Apa Artinya Jika Gaji di Bawah PTKP?
Jika penghasilan Anda per tahun masih di bawah nilai PTKP, berarti Anda tidak memiliki kewajiban membayar PPh 21.
Namun, jika penghasilan melebihi batas PTKP, maka selisihnya baru akan dikenakan pajak dengan tarif progresif (misalnya 5%, 15%, 25%, dan seterusnya).
Contoh:
Seorang pegawai lajang (TK/0) memiliki penghasilan setahun Rp 60 juta.
PTKP = Rp 54 juta, maka yang dikenai pajak hanyalah Rp 6 juta.
Pajaknya = 5% × Rp 6 juta = Rp 300.000 per tahun.

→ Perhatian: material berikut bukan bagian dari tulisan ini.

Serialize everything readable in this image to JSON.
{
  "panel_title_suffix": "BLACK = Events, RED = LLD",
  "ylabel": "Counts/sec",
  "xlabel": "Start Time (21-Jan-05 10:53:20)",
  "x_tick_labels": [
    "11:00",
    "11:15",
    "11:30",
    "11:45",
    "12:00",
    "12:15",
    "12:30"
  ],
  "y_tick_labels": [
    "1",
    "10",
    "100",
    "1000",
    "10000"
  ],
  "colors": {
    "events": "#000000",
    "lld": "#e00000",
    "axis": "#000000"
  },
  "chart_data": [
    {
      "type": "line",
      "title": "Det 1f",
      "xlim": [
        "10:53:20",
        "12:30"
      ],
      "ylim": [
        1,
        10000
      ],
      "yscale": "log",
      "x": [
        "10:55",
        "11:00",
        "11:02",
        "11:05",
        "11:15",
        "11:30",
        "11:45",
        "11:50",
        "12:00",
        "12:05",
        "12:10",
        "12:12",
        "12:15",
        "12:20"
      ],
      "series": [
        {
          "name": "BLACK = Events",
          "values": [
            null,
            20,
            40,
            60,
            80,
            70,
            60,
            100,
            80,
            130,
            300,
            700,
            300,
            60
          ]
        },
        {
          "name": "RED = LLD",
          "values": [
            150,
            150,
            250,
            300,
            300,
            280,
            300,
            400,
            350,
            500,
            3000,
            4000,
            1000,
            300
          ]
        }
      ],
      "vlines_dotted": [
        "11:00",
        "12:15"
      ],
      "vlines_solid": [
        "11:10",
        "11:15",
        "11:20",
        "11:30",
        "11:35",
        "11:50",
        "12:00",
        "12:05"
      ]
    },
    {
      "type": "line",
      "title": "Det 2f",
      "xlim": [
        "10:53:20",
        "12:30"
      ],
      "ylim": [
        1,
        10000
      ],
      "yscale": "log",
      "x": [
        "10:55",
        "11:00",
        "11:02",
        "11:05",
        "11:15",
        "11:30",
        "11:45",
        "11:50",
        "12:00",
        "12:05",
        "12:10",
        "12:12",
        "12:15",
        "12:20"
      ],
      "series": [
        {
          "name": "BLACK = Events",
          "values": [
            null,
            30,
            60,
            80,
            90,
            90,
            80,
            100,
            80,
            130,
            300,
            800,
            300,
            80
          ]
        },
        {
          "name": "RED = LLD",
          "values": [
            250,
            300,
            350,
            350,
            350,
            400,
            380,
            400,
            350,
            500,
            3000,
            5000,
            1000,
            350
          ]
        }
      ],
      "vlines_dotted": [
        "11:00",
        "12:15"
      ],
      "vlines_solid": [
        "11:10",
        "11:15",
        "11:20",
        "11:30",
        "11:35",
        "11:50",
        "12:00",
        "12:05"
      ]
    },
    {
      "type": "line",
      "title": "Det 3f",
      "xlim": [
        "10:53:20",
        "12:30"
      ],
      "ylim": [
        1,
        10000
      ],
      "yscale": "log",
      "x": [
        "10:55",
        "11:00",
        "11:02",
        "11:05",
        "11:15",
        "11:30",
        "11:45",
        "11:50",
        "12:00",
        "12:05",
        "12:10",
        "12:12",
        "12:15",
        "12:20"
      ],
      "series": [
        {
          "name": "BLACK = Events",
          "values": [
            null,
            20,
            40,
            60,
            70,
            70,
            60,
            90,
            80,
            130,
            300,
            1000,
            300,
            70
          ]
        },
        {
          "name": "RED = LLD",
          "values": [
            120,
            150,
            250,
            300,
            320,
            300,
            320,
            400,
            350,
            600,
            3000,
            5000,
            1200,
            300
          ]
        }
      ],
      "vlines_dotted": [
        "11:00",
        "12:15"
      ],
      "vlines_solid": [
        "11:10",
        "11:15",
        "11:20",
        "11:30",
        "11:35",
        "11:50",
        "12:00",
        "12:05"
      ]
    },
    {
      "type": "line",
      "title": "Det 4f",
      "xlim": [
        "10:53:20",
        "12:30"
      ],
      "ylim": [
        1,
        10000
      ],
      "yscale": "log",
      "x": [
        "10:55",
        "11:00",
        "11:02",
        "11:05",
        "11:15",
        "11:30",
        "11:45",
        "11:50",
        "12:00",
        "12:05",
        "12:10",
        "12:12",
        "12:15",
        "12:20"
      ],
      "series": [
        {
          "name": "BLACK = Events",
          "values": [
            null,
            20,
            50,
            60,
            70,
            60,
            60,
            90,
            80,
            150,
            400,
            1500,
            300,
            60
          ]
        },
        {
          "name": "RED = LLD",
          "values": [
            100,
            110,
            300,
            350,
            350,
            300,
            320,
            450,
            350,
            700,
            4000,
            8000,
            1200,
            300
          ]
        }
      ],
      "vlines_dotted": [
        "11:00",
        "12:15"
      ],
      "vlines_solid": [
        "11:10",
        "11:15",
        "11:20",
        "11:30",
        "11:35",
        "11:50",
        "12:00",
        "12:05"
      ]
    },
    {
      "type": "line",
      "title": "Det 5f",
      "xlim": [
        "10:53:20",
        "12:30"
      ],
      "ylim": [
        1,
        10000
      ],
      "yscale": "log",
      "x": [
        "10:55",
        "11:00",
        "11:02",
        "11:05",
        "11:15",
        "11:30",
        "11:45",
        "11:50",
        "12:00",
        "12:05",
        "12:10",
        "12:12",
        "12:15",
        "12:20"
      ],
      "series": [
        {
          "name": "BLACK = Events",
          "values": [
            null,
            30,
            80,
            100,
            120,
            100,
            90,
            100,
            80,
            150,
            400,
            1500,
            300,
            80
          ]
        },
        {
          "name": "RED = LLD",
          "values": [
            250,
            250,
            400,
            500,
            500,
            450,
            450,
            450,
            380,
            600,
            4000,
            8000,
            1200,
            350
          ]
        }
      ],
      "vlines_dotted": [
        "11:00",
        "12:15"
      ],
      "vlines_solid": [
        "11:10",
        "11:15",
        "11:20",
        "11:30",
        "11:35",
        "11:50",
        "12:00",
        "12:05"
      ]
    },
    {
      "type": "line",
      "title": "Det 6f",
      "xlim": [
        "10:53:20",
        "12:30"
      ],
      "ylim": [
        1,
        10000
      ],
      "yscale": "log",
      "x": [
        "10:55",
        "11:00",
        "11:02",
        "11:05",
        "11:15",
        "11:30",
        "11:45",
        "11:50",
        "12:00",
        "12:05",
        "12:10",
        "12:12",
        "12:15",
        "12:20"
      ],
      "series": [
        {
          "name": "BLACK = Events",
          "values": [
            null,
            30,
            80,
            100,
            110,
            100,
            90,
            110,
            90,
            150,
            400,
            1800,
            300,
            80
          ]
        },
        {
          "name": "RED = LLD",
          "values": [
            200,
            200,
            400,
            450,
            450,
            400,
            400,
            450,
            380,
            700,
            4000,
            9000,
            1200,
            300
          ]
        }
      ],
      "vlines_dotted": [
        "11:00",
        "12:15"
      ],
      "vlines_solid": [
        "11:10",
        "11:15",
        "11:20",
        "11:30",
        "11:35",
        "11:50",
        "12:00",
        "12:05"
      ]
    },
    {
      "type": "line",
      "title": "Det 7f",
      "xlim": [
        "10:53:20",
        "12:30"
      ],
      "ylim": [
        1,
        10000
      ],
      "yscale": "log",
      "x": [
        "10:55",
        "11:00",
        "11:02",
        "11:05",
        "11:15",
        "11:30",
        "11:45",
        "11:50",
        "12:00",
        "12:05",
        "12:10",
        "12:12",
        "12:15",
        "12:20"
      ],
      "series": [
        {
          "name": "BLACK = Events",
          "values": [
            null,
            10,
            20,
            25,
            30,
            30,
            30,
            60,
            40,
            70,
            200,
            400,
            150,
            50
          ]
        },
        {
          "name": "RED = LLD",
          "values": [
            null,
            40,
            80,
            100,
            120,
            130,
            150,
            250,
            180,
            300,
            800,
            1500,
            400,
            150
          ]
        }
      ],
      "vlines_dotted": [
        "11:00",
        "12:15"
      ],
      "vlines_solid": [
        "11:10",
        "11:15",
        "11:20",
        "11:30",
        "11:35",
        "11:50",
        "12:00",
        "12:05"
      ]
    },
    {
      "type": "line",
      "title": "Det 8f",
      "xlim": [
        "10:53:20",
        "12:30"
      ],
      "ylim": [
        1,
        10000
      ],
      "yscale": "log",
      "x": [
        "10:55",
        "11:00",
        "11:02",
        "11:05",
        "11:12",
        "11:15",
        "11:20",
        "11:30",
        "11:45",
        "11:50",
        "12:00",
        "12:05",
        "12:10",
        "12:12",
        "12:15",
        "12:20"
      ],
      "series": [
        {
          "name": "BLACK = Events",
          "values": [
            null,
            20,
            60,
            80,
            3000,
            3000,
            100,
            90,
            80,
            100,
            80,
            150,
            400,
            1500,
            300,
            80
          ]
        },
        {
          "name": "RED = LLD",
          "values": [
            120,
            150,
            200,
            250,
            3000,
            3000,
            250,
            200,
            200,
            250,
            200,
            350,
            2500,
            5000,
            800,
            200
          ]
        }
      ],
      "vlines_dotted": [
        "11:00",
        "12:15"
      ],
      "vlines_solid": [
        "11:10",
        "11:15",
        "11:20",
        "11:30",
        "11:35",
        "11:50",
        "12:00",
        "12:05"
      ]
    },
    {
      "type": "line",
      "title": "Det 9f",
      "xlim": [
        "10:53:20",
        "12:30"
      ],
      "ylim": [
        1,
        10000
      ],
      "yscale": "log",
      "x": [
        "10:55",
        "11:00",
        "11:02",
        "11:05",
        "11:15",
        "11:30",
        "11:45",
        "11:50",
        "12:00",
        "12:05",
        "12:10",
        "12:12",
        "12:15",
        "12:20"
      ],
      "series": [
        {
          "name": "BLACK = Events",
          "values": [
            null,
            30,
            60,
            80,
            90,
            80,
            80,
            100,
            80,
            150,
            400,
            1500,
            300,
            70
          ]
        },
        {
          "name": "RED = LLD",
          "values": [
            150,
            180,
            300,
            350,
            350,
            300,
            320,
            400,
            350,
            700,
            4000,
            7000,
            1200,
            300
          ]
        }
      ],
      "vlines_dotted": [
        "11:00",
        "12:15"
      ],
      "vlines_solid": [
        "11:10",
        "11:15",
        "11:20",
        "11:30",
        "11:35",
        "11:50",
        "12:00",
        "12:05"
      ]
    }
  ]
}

Menghitung PTKP Per Bulan dan Per Hari
Untuk tujuan pemotongan PPh 21 oleh perusahaan, PTKP bisa dihitung secara bulanan atau harian, dengan rumus:
PTKP per bulan = PTKP per tahun ÷ 12
PTKP per hari = PTKP per tahun ÷ 360
Contoh:
Jika status TK/0 → Rp 54.000.000 ÷ 12 = Rp 4.500.000 per bulan.
Artinya, jika gaji di bawah Rp 4,5 juta per bulan, tidak ada PPh 21 yang dipotong.
Dasar Hukum Lengkap Terkait PTKP
Berikut daftar peraturan penting yang menjadi dasar penetapan PTKP dari waktu ke waktu:
- UU Nomor 7 Tahun 1983 tentang Pajak Penghasilan
- UU Nomor 36 Tahun 2008 (perubahan keempat atas UU No. 7/1983)
- PMK-101/PMK.010/2016 tentang Penyesuaian Besarnya Penghasilan Tidak Kena Pajak
- PMK-252/PMK.03/2008 tentang Petunjuk Pelaksanaan Pemotongan PPh Pasal 21
- PER-16/PJ/2016 tentang Pedoman Teknis Pemotongan, Penyetoran, dan Pelaporan PPh 21 dan/atau 26
Dari waktu ke waktu, angka PTKP selalu disesuaikan mengikuti perkembangan ekonomi dan kebutuhan masyarakat.
Sejarah Perubahan Besaran PTKP (Singkat)
| Tahun Berlaku | Dasar Hukum | PTKP untuk Diri Sendiri |
|---|
| 1984 | UU 7 Tahun 1983 | Rp 960.000 |
| 1995 | UU 10 Tahun 1994 | Rp 1.728.000 |
| 2000 | UU 17 Tahun 2000 | Rp 2.880.000 |
| 2005 | PMK 564/KMK.03/2004 | Rp 12.000.000 |
| 2009 | UU 36 Tahun 2008 | Rp 15.840.000 |
| 2013 | PMK 162/PMK.011/2012 | Rp 24.300.000 |
| 2015 | PMK 122/PMK.010/2015 | Rp 36.000.000 |
| 2016 | PMK 101/PMK.010/2016 | Rp 54.000.000 |
Kenaikan ini menunjukkan komitmen pemerintah dalam menyesuaikan kebijakan pajak agar tetap adil dan tidak membebani masyarakat kecil.
Kesimpulan: PTKP, Bentuk Keadilan Pajak untuk Semua
PTKP bukan sekadar angka di atas kertas — melainkan bentuk nyata keadilan fiskal.
Negara tidak serta-merta menarik pajak dari seluruh penghasilan masyarakat, tetapi memberi ruang agar kebutuhan dasar hidup tetap terpenuhi.
Bagi Anda yang bekerja sebagai karyawan, pengusaha, atau freelancer, memahami PTKP membantu memastikan bahwa pajak yang dibayar benar-benar sesuai dengan kemampuan ekonomimu.
Dan jika kamu ingin menghitung pajak lebih akurat, selalu gunakan tarif dan nilai PTKP terbaru dari DJP.